What are “Security Policies”?
-
“Security Policies” are rules and settings that define how computers and users should behave securely in a network.
-
They include password requirements, access controls, auditing, and other security measures to protect the system from threats.
What is “Security Filtering”?
-
“Security Filtering” - Allows GPO to be applied only to certain users or computers within a container where the GPO is linked.
-
For example, by default, when you link a GPO to an OU, it applies to all users and computers within that OU. However, with “Security Filtering,” you can further narrow down the scope of GPO applications to a specific subset of users and groups within the linked OU.
What is “Loopback Processing,” and how does it work?
-
“Loopback Processing” is a feature that allows administrators to control the application of user-based GPO settings based on the location of the computer rather than the user. For example, you have a computer lab in your organization, and you want to apply a specific set of user policies to all users who log in to computers in that lab, regardless of their regular user policies in their respective OU.
-
GPO loopback is the configuration that can be enabled in GPO's “Computer Configuration” node.
What are modes of “Loopback Processing”?
“Loopback Processing” can be configured in two modes:
-
“Replace Mode” - The user's regular policies from their own OU are completely replaced by the policies applied at the computer's OU. The user's regular policies are not applied, and only the computer's policies take effect.
-
“Merge Mode” - Merges the regular user policies with the policies from the computer's OU. It allows both sets of policies to apply to the user, with the computer's policies taking precedence in case of conflicts.
What are four methods for software deployment using GPOs?
There are several ways to install software using GPOs:
-
“Software Installation Policy” - This is a built-in feature of GPOs that allows you to deploy software to users or computers. It supports MSI (Microsoft Installer) and ZAP (Zero Administration Package) (legacy) software packages. It supports both Assigned and Published software deployment modes.
-
“Assigned Software” - Automatically installed on targeted computers or users without user interaction.
-
“Published Software” - Available for users to install themselves when needed.
-
-
“Startup Script” - Run the software installation commands during the computer startup process. The script is assigned through a GPO.
-
“Logon Script” - Run software installation commands during the user logon process. The script can be assigned through a GPO.
-
Third-party software deployment tools - Some third-party tools can integrate with GPOs to provide more advanced software deployment capabilities. These tools offer additional features and automation options for software deployment.
What is “Tattooing The Registry”?
“Tattooing The Registry” refers to the phenomenon where certain GPO settings will not be reverted Windows registry back after it is no longer applied or have been removed.
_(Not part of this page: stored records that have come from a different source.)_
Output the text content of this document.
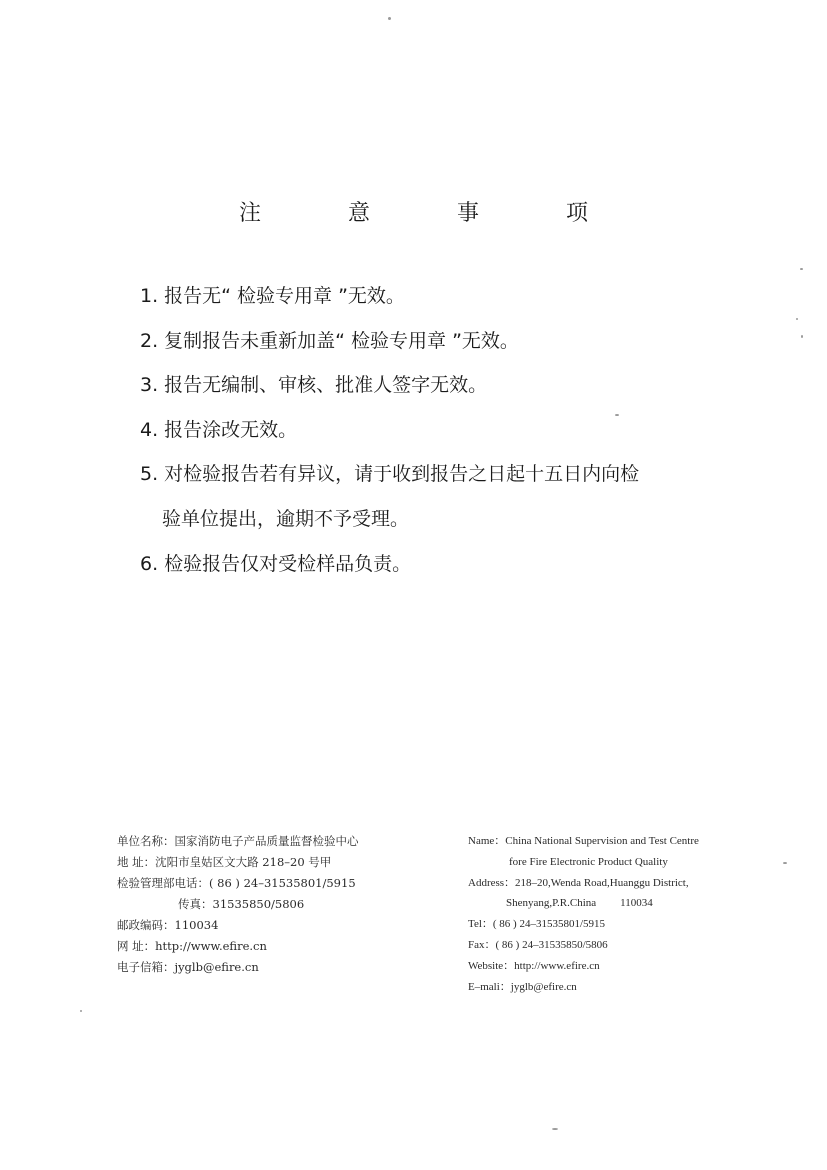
注 意 事 项
1. 报告无“ 检验专用章 ”无效。
2. 复制报告未重新加盖“ 检验专用章 ”无效。
3. 报告无编制、审核、批准人签字无效。
4. 报告涂改无效。
5. 对检验报告若有异议，请于收到报告之日起十五日内向检
验单位提出，逾期不予受理。
6. 检验报告仅对受检样品负责。
单位名称：国家消防电子产品质量监督检验中心
地 址：沈阳市皇姑区文大路 218–20 号甲
检验管理部电话：( 86 ) 24–31535801/5915
传真：31535850/5806
邮政编码：110034
网 址：http://www.efire.cn
电子信箱：jyglb@efire.cn
Name：China National Supervision and Test Centre
fore Fire Electronic Product Quality
Address：218–20,Wenda Road,Huanggu District,
Shenyang,P.R.China 110034
Tel：( 86 ) 24–31535801/5915
Fax：( 86 ) 24–31535850/5806
Website：http://www.efire.cn
E–mali：jyglb@efire.cn
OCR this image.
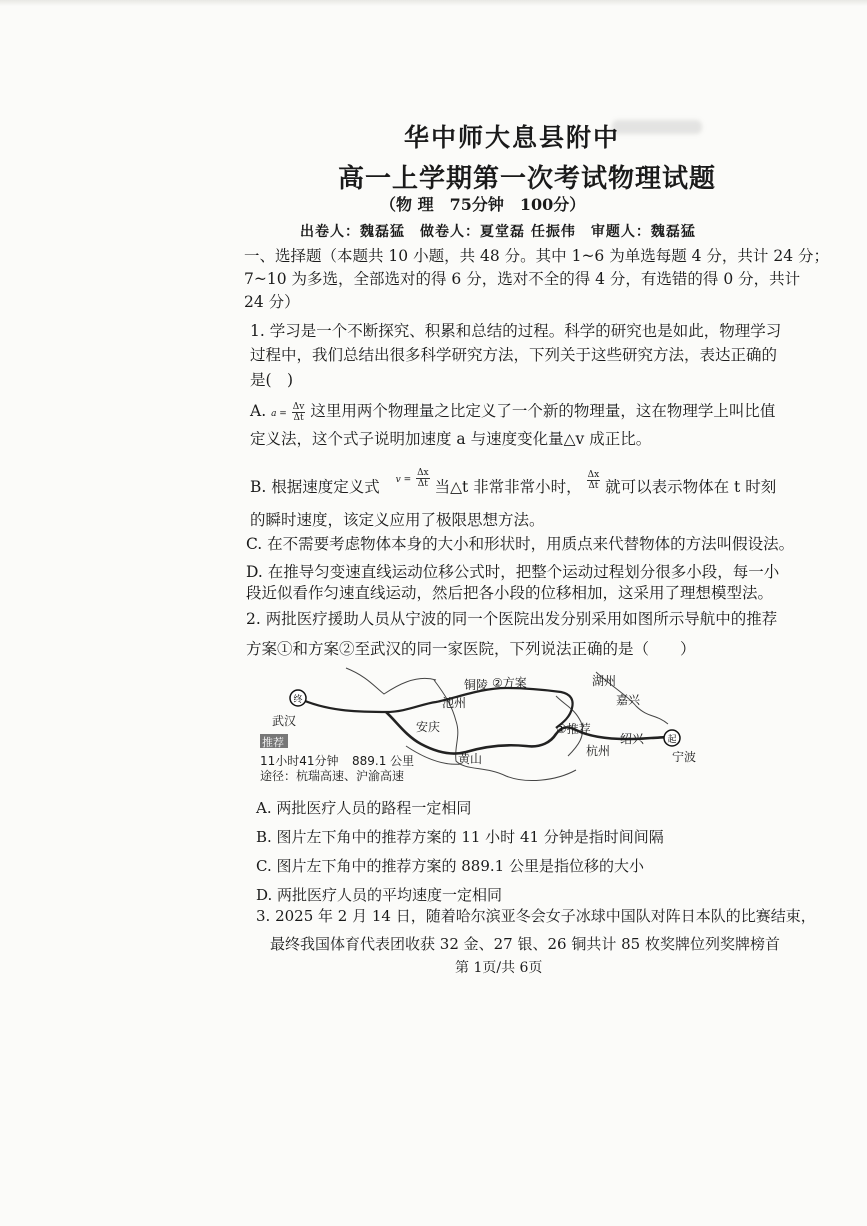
华中师大息县附中
高一上学期第一次考试物理试题
（物 理　75分钟　100分）
出卷人：魏磊猛　做卷人：夏堂磊 任振伟　审题人：魏磊猛
一、选择题（本题共 10 小题，共 48 分。其中 1~6 为单选每题 4 分，共计 24 分；
7~10 为多选，全部选对的得 6 分，选对不全的得 4 分，有选错的得 0 分，共计
24 分）
1. 学习是一个不断探究、积累和总结的过程。科学的研究也是如此，物理学习
过程中，我们总结出很多科学研究方法，下列关于这些研究方法，表达正确的
是(　)
A. $a = \frac{\Delta v}{\Delta t}$ 这里用两个物理量之比定义了一个新的物理量，这在物理学上叫比值
定义法，这个式子说明加速度 a 与速度变化量△v 成正比。
B. 根据速度定义式 $^{v =} \frac{\Delta x}{\Delta t}$ 当△t 非常非常小时， $\frac{\Delta x}{\Delta t}$ 就可以表示物体在 t 时刻
的瞬时速度，该定义应用了极限思想方法。
C. 在不需要考虑物体本身的大小和形状时，用质点来代替物体的方法叫假设法。
D. 在推导匀变速直线运动位移公式时，把整个运动过程划分很多小段，每一小
段近似看作匀速直线运动，然后把各小段的位移相加，这采用了理想模型法。
2. 两批医疗援助人员从宁波的同一个医院出发分别采用如图所示导航中的推荐
方案①和方案②至武汉的同一家医院，下列说法正确的是（　　）
终
起
武汉
池州
铜陵 ②方案	湖州
嘉兴
安庆	①推荐
绍兴
黄山
杭州	宁波
推荐
11小时41分钟 889.1 公里
途径：杭瑞高速、沪渝高速
A. 两批医疗人员的路程一定相同
B. 图片左下角中的推荐方案的 11 小时 41 分钟是指时间间隔
C. 图片左下角中的推荐方案的 889.1 公里是指位移的大小
D. 两批医疗人员的平均速度一定相同
3. 2025 年 2 月 14 日，随着哈尔滨亚冬会女子冰球中国队对阵日本队的比赛结束，
最终我国体育代表团收获 32 金、27 银、26 铜共计 85 枚奖牌位列奖牌榜首
第 1页/共 6页
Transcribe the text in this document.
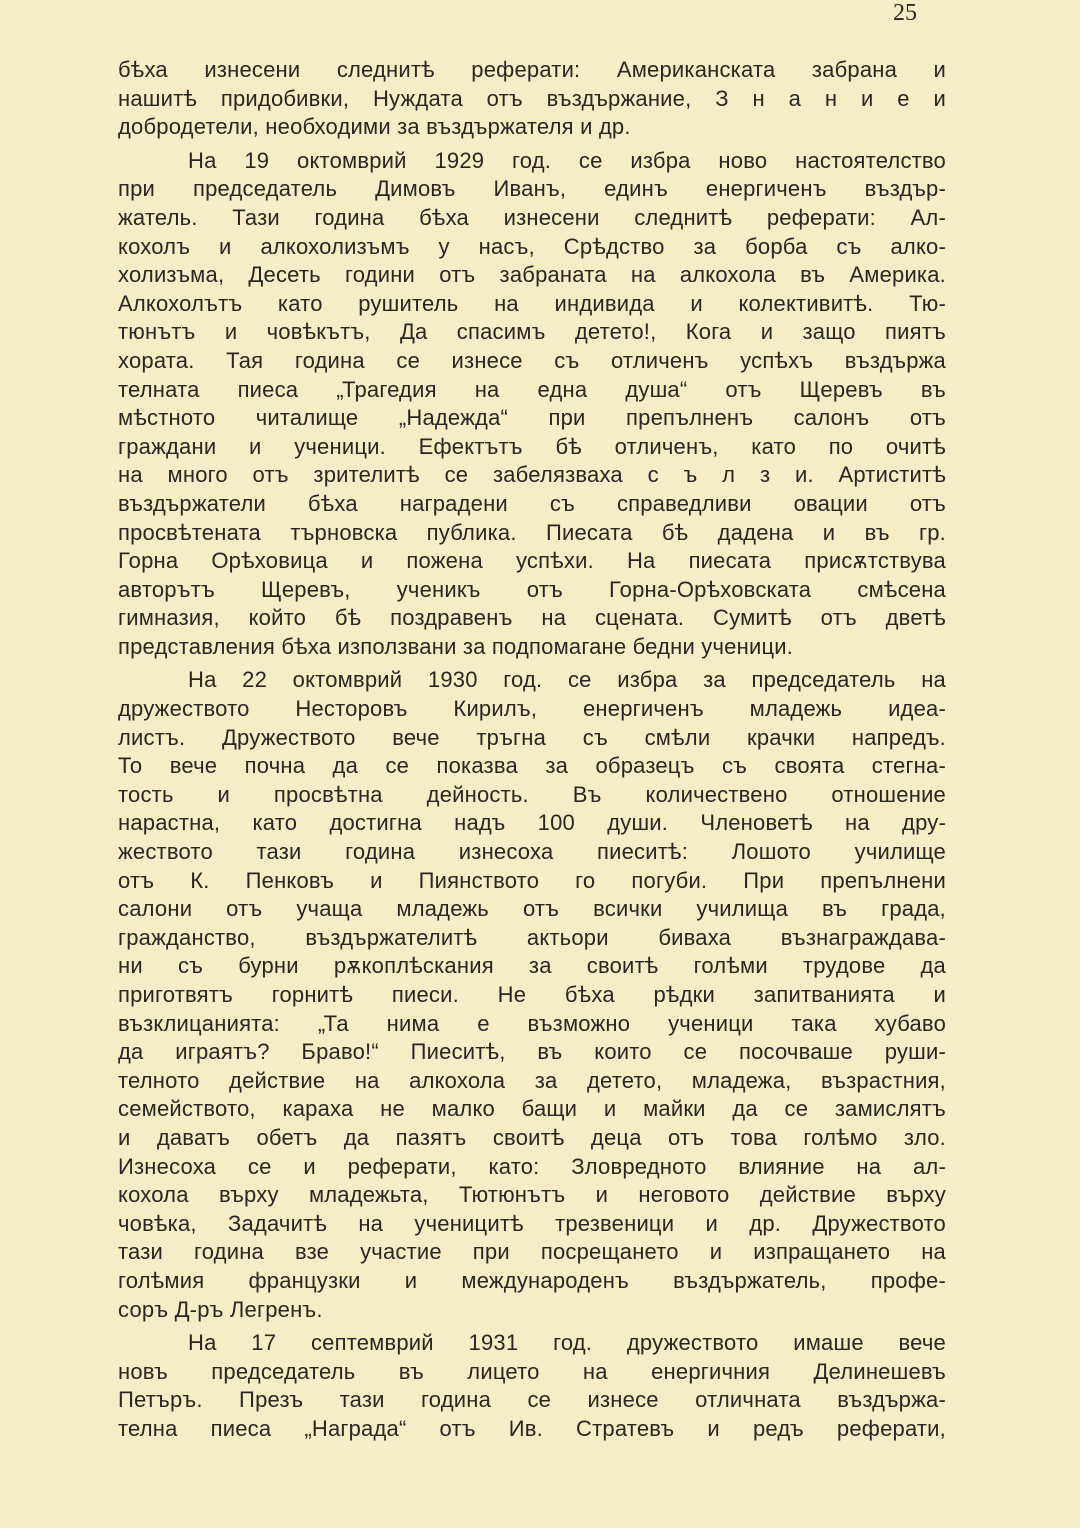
25
бѣха изнесени следнитѣ реферати: Американската забрана и
нашитѣ придобивки, Нуждата отъ въздържание, З н а н и е и
добродетели, необходими за въздържателя и др.
На 19 октомврий 1929 год. се избра ново настоятелство
при председатель Димовъ Иванъ, единъ енергиченъ въздър-
жатель. Тази година бѣха изнесени следнитѣ реферати: Ал-
кохолъ и алкохолизъмъ у насъ, Срѣдство за борба съ алко-
холизъма, Десеть години отъ забраната на алкохола въ Америка.
Алкохолътъ като рушитель на индивида и колективитѣ. Тю-
тюнътъ и човѣкътъ, Да спасимъ детето!, Кога и защо пиятъ
хората. Тая година се изнесе съ отличенъ успѣхъ въздържа
телната пиеса „Трагедия на една душа“ отъ Щеревъ въ
мѣстното читалище „Надежда“ при препълненъ салонъ отъ
граждани и ученици. Ефектътъ бѣ отличенъ, като по очитѣ
на много отъ зрителитѣ се забелязваха с ъ л з и. Артиститѣ
въздържатели бѣха наградени съ справедливи овации отъ
просвѣтената търновска публика. Пиесата бѣ дадена и въ гр.
Горна Орѣховица и пожена успѣхи. На пиесата присѫтствува
авторътъ Щеревъ, ученикъ отъ Горна-Орѣховската смѣсена
гимназия, който бѣ поздравенъ на сцената. Сумитѣ отъ дветѣ
представления бѣха използвани за подпомагане бедни ученици.
На 22 октомврий 1930 год. се избра за председатель на
дружеството Несторовъ Кирилъ, енергиченъ младежь идеа-
листъ. Дружеството вече тръгна съ смѣли крачки напредъ.
То вече почна да се показва за образецъ съ своята стегна-
тость и просвѣтна дейность. Въ количествено отношение
нарастна, като достигна надъ 100 души. Членоветѣ на дру-
жеството тази година изнесоха пиеситѣ: Лошото училище
отъ К. Пенковъ и Пиянството го погуби. При препълнени
салони отъ учаща младежь отъ всички училища въ града,
гражданство, въздържателитѣ актьори биваха възнаграждава-
ни съ бурни рѫкоплѣскания за своитѣ голѣми трудове да
приготвятъ горнитѣ пиеси. Не бѣха рѣдки запитванията и
възклицанията: „Та нима е възможно ученици така хубаво
да играятъ? Браво!“ Пиеситѣ, въ които се посочваше руши-
телното действие на алкохола за детето, младежа, възрастния,
семейството, караха не малко бащи и майки да се замислятъ
и даватъ обетъ да пазятъ своитѣ деца отъ това голѣмо зло.
Изнесоха се и реферати, като: Зловредното влияние на ал-
кохола върху младежьта, Тютюнътъ и неговото действие върху
човѣка, Задачитѣ на ученицитѣ трезвеници и др. Дружеството
тази година взе участие при посрещането и изпращането на
голѣмия французки и международенъ въздържатель, профе-
соръ Д-ръ Легренъ.
На 17 септемврий 1931 год. дружеството имаше вече
новъ председатель въ лицето на енергичния Делинешевъ
Петъръ. Презъ тази година се изнесе отличната въздържа-
телна пиеса „Награда“ отъ Ив. Стратевъ и редъ реферати,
What is the delegation of administration of GPO to specific users or groups?
-
Delegating the administration of GPOs to specific users or groups in an AD environment involves granting them the necessary permissions to create, edit, and manage them.
-
Only “Domain Admins” and “Enterprise Administrators” group members have full access to GPO management by default.
What is the gpupdate command-line tool and its purpose?
-
gpupdate is a command-line tool in Windows that allows you to refresh “Group Policy” settings on a computer manually.
-
When executed, it updates the GPO settings from the DCs and immediately applies any changes to the local computer.
What is the “dcgpofix.exe” command-line utility and its purpose?
-
dcgpofix.exe command-line utility is a tool in Windows servers that allows you to reset the “Default Domain Group Policy” and “Default Domain Controller Group Policy” to their original default settings.
-
It is used for repairing or recovering these default policies when they become corrupted or misconfigured.
-
This tool is helpful when the GPMC MMC snap-in cannot be used.